Turkish journalist missing for months in Syria freed
ANKARA - The Associated Press
Cameraman Cuneyt Unal and reporter Bashar Fahmi - a Jordanian citizen of Palestinian origin - had been missing since August. They were believed to have been captured by Syrian government forces. Both were working for the U.S.-based Alhurra TV.
Turkish legislator Hasan Akgol said Saturday that Unal was in Damascus and would return to Turkey later in the day with a Turkish opposition party delegation, which held talks with Assad and other Syrian officials for his release. There was no information on Fahmi’s whereabouts.

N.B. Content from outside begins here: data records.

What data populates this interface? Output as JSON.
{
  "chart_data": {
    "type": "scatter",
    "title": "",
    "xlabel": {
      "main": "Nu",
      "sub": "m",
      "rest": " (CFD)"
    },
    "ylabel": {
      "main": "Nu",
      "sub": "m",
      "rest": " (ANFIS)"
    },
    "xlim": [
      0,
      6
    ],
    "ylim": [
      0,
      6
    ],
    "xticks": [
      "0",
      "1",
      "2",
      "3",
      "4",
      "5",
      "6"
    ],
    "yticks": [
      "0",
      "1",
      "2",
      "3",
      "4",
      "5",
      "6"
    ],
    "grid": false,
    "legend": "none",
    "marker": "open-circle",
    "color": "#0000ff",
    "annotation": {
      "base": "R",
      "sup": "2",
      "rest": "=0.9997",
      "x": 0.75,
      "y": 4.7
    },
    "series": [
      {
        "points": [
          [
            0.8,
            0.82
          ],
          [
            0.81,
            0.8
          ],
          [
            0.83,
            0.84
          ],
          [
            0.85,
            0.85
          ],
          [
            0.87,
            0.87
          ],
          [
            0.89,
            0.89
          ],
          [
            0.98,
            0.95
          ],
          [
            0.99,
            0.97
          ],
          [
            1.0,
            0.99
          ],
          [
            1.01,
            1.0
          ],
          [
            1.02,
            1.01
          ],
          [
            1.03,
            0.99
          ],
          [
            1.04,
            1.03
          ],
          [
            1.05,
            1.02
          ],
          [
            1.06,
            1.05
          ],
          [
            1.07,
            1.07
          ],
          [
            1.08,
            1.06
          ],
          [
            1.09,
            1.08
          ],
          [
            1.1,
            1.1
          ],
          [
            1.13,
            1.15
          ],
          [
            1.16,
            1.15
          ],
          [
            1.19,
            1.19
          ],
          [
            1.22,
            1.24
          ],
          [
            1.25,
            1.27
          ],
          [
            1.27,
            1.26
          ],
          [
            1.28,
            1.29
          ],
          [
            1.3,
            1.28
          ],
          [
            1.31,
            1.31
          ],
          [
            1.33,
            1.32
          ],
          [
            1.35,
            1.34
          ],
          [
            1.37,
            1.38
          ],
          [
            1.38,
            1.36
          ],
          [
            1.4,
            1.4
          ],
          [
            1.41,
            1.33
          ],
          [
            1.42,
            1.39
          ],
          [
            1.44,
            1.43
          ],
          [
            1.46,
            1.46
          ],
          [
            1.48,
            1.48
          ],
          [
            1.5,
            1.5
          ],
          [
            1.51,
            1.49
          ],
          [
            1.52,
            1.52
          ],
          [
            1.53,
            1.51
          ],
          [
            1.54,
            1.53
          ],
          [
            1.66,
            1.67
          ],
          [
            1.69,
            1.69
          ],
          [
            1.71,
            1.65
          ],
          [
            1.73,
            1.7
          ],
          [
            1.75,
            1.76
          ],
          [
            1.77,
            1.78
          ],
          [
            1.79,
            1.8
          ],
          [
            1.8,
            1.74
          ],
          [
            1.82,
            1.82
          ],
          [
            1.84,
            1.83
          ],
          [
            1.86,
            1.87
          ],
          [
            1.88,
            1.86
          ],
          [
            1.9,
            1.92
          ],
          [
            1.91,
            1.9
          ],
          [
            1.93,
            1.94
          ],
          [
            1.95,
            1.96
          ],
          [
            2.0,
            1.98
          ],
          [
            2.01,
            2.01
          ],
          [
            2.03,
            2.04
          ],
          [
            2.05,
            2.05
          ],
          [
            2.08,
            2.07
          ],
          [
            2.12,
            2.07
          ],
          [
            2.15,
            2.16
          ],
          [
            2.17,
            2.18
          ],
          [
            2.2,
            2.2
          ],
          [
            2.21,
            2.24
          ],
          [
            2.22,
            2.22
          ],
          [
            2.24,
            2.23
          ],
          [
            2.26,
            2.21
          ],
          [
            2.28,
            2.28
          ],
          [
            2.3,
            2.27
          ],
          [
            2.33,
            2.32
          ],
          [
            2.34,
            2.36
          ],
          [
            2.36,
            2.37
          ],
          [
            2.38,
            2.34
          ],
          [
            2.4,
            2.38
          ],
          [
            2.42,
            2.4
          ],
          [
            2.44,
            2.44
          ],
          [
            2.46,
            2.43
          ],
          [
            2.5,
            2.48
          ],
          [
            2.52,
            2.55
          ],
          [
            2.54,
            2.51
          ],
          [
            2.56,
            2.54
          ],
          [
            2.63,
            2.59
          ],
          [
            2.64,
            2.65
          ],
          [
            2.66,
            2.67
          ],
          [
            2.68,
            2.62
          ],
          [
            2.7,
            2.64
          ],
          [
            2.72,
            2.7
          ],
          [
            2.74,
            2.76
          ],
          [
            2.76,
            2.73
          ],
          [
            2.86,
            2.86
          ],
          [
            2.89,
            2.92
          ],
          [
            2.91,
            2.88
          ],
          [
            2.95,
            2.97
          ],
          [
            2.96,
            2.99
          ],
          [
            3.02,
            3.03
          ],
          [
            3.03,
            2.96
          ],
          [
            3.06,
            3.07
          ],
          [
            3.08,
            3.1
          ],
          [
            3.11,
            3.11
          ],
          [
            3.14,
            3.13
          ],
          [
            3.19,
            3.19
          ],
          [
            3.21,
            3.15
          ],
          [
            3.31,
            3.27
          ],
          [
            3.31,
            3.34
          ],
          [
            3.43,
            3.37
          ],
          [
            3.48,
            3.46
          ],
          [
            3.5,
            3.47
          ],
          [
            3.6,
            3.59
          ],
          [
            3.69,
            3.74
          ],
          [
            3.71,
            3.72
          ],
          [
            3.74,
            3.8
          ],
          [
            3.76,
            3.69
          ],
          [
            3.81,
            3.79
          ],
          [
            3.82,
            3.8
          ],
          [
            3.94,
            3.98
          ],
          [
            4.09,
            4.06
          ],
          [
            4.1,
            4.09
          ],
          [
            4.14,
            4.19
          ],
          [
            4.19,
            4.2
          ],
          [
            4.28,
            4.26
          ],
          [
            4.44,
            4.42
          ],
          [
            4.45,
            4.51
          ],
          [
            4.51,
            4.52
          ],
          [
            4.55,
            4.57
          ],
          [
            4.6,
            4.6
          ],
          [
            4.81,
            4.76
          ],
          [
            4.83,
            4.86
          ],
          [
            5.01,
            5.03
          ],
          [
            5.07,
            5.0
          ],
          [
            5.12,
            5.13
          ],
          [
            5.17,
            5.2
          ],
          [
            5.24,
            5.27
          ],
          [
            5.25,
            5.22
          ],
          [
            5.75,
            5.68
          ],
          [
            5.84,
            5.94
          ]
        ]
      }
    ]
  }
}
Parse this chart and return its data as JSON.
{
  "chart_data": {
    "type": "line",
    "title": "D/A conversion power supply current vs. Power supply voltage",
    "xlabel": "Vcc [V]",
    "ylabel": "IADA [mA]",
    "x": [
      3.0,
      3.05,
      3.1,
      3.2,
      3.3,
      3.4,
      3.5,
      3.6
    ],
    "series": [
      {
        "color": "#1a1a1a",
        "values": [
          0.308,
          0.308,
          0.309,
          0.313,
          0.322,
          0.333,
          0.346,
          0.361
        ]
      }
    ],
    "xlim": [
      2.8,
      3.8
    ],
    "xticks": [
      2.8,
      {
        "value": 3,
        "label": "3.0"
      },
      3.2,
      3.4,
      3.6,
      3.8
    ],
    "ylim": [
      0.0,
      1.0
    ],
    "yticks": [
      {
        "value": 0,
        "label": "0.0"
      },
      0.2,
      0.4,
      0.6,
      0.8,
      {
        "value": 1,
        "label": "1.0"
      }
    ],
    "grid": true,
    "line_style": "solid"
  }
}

Unal told Turkey’s NTV television in a telephone interview that he and Fahmi were caught up in the fighting in the city of Aleppo on Aug. 20 that killed Japanese journalist Mika Yamamoto. He said that Fahmi was seriously injured in the fighting.
The cameraman carried his injured colleague into an apartment building where some Aleppo residents tended to his wound. Unal left the building to seek more help but was captured by a group of people who later handed him over to Syrian government forces.
Unal said he had been held locked up alone in a prison cell in Aleppo for the past three months, living on "bread and potatoes," but was not ill-treated. His captors even took him to hospital for treatment when he became ill, he told NTV television.
He was brought to Damascus three days ago.
Unal, sounding emotional, said he was happy to be released but was still "in shock."
"I didn’t know I was going to be released until I saw the (Turkish) delegation in front of me. I cried when I saw them," he said. "I missed my wife, my daughter and my family."
In the United States, the Broadcasting Board of Governors welcomed news of Unal’s release but expressed concern over the lack of news on Fahmi. The Broadcasting Board of Governors is funded by the U.S. Congress and runs several broadcast networks for foreign news, including the Voice of America and Radio and TV Marti, which broadcasts to Cuba.
"We are relieved that Cuneyt will be reunited safely with his family," said Michael Meehan, the chairman of the Middle East Broadcasting Networks and a member of the broadcast board. "The lack of information on Bashar Fahmi is profoundly troubling."
Akgol told reporters in Damascus that the Syrian authorities were investigating what had happened to Fahmi and would hand him over to Turkey if he is found.
"We also want to take (Fahmi) to Turkey. But we don’t know if he is alive or not," the private Dogan news agency quoted Akgol telling reporters. "The Syrian authorities are investigating."